I can say this because I have also tried the previous version; after sampling the 2008 release, I became curious about the older one and I bought a mini of it online. When I tried it out I knew immediately that it was indeed the pre-reformulation one, because it had the real oakmoss and patchouli notes right from the start. What is does share with the new one is a soft and gentle quality that's uncommon in chypres, and its restrained and elegant character is truly outstanding. To me it smells rather like a misty, romantic Miss Dior as if experienced through a gauzy filter. Now I love Miss Dior as much as anyone, but she is a powerful presence, so if you love her too and you are unhappy with what an unfortunate reformulation has done to that great icon, it's worth it to seek out the older formula of Profumo as a possible alternative, especially when you know how much the vintage Miss Dior is commanding at auction sites.

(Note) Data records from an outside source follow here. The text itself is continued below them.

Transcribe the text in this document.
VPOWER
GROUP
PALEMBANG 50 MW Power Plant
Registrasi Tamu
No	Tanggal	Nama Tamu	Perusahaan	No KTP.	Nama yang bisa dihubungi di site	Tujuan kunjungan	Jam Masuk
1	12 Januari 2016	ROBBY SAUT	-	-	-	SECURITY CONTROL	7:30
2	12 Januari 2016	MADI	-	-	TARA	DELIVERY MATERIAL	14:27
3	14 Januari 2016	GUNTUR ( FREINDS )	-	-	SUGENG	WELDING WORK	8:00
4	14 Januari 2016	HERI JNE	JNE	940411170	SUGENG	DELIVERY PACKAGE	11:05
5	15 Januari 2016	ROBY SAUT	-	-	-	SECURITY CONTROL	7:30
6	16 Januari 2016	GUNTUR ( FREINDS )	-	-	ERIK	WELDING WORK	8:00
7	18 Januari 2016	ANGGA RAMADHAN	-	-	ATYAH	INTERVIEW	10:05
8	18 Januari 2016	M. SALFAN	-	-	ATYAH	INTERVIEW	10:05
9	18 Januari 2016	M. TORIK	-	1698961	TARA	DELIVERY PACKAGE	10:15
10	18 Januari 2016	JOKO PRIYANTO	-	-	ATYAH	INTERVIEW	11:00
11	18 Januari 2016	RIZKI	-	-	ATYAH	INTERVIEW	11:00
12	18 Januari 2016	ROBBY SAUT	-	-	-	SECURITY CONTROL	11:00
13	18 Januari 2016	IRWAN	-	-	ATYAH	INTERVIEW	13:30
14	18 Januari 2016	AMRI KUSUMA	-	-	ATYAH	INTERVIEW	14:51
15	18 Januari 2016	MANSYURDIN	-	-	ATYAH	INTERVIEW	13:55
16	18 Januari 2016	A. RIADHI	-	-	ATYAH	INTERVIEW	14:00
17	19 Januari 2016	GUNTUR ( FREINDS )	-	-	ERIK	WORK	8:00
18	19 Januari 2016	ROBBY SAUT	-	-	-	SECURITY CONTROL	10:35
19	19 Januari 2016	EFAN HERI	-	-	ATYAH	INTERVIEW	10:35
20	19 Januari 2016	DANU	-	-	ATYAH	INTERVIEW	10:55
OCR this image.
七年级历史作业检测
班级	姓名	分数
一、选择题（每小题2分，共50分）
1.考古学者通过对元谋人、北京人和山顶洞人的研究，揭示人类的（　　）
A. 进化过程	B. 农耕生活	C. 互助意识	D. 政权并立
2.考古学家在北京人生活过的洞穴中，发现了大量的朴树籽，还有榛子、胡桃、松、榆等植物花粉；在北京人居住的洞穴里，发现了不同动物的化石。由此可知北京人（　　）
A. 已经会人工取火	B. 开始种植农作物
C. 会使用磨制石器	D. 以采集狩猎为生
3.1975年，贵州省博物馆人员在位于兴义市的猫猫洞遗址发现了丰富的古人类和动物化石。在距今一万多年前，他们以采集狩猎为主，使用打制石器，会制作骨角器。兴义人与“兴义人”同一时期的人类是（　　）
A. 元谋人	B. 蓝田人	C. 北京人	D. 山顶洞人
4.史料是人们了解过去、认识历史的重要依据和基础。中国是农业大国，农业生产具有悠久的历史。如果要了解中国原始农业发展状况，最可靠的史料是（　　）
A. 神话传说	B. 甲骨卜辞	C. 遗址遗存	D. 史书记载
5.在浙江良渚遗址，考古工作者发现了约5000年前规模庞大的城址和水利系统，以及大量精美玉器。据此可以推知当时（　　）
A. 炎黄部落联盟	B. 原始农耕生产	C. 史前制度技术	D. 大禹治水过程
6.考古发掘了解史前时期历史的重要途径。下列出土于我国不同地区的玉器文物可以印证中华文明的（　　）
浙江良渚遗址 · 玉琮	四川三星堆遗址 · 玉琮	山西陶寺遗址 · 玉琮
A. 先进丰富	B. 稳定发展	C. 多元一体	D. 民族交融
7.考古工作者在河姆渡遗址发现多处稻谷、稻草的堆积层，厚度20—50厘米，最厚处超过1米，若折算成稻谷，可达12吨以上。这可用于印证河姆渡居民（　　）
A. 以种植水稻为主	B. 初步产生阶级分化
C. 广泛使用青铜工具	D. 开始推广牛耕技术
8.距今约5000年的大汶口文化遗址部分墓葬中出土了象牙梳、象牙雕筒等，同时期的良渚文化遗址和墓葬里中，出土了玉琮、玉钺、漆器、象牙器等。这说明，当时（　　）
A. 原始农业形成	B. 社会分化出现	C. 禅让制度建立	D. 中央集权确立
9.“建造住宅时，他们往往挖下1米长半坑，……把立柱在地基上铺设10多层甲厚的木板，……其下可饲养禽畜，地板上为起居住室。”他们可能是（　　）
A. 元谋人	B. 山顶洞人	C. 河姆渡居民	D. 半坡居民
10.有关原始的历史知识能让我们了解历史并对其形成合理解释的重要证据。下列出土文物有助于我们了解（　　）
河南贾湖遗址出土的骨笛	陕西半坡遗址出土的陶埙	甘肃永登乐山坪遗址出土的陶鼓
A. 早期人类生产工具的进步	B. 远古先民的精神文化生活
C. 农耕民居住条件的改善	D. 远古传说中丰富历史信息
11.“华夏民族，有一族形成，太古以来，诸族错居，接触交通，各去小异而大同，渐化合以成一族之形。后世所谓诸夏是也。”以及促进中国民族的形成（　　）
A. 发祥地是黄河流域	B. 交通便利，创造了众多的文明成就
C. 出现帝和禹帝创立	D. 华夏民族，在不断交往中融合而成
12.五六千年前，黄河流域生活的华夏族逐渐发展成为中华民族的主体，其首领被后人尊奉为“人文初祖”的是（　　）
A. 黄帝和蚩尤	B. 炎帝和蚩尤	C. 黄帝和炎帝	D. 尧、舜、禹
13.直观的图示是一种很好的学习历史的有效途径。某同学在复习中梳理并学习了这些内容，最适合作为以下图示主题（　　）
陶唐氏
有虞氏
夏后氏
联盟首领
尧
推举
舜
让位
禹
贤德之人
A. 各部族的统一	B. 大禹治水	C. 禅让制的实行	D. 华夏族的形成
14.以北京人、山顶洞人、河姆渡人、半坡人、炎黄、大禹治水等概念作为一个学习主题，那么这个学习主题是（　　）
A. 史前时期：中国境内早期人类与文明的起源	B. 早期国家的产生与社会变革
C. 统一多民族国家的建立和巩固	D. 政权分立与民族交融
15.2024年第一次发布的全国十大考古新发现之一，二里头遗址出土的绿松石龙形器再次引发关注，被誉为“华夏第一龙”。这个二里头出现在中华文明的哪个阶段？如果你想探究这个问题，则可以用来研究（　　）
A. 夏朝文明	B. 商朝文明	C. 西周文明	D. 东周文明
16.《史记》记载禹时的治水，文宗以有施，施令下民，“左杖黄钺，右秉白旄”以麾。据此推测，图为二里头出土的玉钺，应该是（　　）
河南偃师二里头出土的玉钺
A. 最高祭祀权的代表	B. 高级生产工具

The bottles of both iterations look very much the same if not identical, but the boxes are different. The old one is a deep brick red and the new one is a creamy off-white. If you are buying online, be sure to verify which one you are getting if there is a stock photo, or if only the bottle is shown. This one will set you back a significant amount (about $200 USD for 50 ml) per bottle so be sure you are getting the one you want, or try a mini first. The bottles are striking works of modern art themselves, and all the better for what's inside. You can also read Marina’s take on this one from several years ago. Apparently I should have paid more attention back then too!